The night before the announcement that Russia would host in 2018 and Qatar in 2022, the BBC aired a stinging investigation into FIFA’s opaque culture of bribery and fraud. Putin, who supposedly did not know who had won, refused to attend the ceremony stating:
“We have unfortunately witnessed a campaign against members of the Fifa executive - filth and compromising material has been poured over them,” he told ministers in Moscow.
“I see this as unscrupulous competition ahead of the vote.
“I would love to represent our entry in person. However, under these circumstances, I think it would be best not to go out of respect for the members of the Fifa executive committee, so that they can make their decision in peace and without any outside pressure.”
Hmm. That’s strange. Why would Putin defend the integrity of this body which might yet grant the world cup to someone else?
The Washington Post puts it well:
“We have no proof that Fifa is corrupt, the same way that we have no proof that Barry Bonds took steroids. What we do know is that Fifa makes some very strange decisions and that they hate transparency… Congratulations to Qatar’s one million people … You will burn an ungodly amount of fossil fuels air-conditioning 12 stadiums, but the one thing you have is an ungodly amount of fossil fuels.” source: Guardian
But now we do have proof that FIFA is corrupt. Deeply corrupt.
A senior Fifa official and his family were paid almost $2 million (£1.2m) from a Qatari firm linked to the country’s successful bid for the 2022 World Cup, The Telegraph can disclose.
Jack Warner, the former vice-president of Fifa, appears to have been personally paid $1.2million (£720,000) from a company controlled by a former Qatari football official shortly after the decision to award the country the tournament.
Payments totalling almost $750,000 (£450,000) were made to Mr Warner’s sons, documents show. A further $400,000 (£240,000) was paid to one of his employees.
It is understood that the FBI is now investigating Trinidad-based Mr Warner and his alleged links to the Qatari bid, and that the former Fifa official’s eldest son, who lives in Miami, has been helping the inquiry as a co-operating witness.
The awarding of the 2022 World Cup to Qatar was one of the most controversial decisions in sporting history. The intense summer heat in the desert nation has raised the prospect of the tournament being moved to the winter for the first time
The document is dated December 15, 2010, two weeks after Qatar won the right to host the tournament, and states that the money is “payable to Jack Warner”.
Mr Warner’s two sons and an employee were paid a further $1 million (£600,000) by the same Qatari company.
One document states that payments are to “offset legal and other expenses”, but a separate letter claims that more than $1 million cover “professional services provided over the period 2005-2010”.
At least one bank in the Cayman Islands initially refused to process the payment amid fears over the legality of the money transfer.

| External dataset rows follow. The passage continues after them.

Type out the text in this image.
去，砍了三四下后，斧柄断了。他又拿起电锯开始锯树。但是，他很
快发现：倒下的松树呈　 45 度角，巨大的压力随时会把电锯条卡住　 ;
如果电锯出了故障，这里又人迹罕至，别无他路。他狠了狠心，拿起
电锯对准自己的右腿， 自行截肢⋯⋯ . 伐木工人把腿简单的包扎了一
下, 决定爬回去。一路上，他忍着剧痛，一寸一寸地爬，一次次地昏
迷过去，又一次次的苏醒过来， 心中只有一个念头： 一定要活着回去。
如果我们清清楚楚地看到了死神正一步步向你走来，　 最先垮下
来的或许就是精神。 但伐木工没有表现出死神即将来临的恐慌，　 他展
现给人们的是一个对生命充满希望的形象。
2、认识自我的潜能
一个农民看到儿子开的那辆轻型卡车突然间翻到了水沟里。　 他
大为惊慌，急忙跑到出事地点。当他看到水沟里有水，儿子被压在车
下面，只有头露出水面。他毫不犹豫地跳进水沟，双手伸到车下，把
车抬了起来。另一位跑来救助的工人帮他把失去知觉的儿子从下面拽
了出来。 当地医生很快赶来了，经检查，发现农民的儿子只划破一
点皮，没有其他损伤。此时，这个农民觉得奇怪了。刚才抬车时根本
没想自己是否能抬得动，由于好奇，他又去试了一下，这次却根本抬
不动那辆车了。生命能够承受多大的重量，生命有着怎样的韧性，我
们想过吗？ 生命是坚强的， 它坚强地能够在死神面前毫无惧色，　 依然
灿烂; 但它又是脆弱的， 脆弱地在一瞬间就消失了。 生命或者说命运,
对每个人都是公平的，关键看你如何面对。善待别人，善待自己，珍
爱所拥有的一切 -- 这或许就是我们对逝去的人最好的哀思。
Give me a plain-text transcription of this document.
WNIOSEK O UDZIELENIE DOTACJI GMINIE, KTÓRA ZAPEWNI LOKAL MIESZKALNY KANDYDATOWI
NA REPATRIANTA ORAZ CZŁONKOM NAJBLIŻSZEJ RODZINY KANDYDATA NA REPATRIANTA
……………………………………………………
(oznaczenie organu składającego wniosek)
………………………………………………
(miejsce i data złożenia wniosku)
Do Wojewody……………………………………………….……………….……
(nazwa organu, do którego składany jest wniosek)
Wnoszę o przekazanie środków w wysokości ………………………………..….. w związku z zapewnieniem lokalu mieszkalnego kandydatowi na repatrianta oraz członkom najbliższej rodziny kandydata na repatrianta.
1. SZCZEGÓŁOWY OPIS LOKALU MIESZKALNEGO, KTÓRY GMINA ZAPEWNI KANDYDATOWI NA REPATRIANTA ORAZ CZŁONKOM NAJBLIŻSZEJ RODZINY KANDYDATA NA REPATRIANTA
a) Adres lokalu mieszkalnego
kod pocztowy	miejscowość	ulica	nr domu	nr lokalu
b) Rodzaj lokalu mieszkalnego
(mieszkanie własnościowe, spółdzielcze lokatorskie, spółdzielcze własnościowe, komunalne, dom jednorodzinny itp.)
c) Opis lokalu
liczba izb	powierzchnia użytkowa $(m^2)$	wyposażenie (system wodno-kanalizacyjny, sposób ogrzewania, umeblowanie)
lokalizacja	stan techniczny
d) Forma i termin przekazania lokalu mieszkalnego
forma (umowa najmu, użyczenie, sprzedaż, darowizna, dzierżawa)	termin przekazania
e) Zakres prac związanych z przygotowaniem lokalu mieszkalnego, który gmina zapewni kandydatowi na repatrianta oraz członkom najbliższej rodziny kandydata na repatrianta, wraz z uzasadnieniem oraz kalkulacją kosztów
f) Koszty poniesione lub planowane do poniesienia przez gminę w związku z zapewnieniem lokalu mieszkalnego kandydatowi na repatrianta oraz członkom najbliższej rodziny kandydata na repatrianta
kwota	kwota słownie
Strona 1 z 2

The money was eventually processed via a bank in New York - a transaction that is understood to have come to the attention of the FBI. A well-placed source said: “These payments need to be properly investigated. The World Cup is the most important event in football and we need to be confident that decisions have been made for the right reasons. There are lots of questions that still need to be answered.”
One answer The Telegraph proposes is to bring this to the attention of FIFA’s other advertisers. Not Gazprom but Coca Cola, Visa and Adidas. I really think they should cancel pending an independent review and a total overhaul of FIFA and its satellites, rather than associate with all these thieves and despots.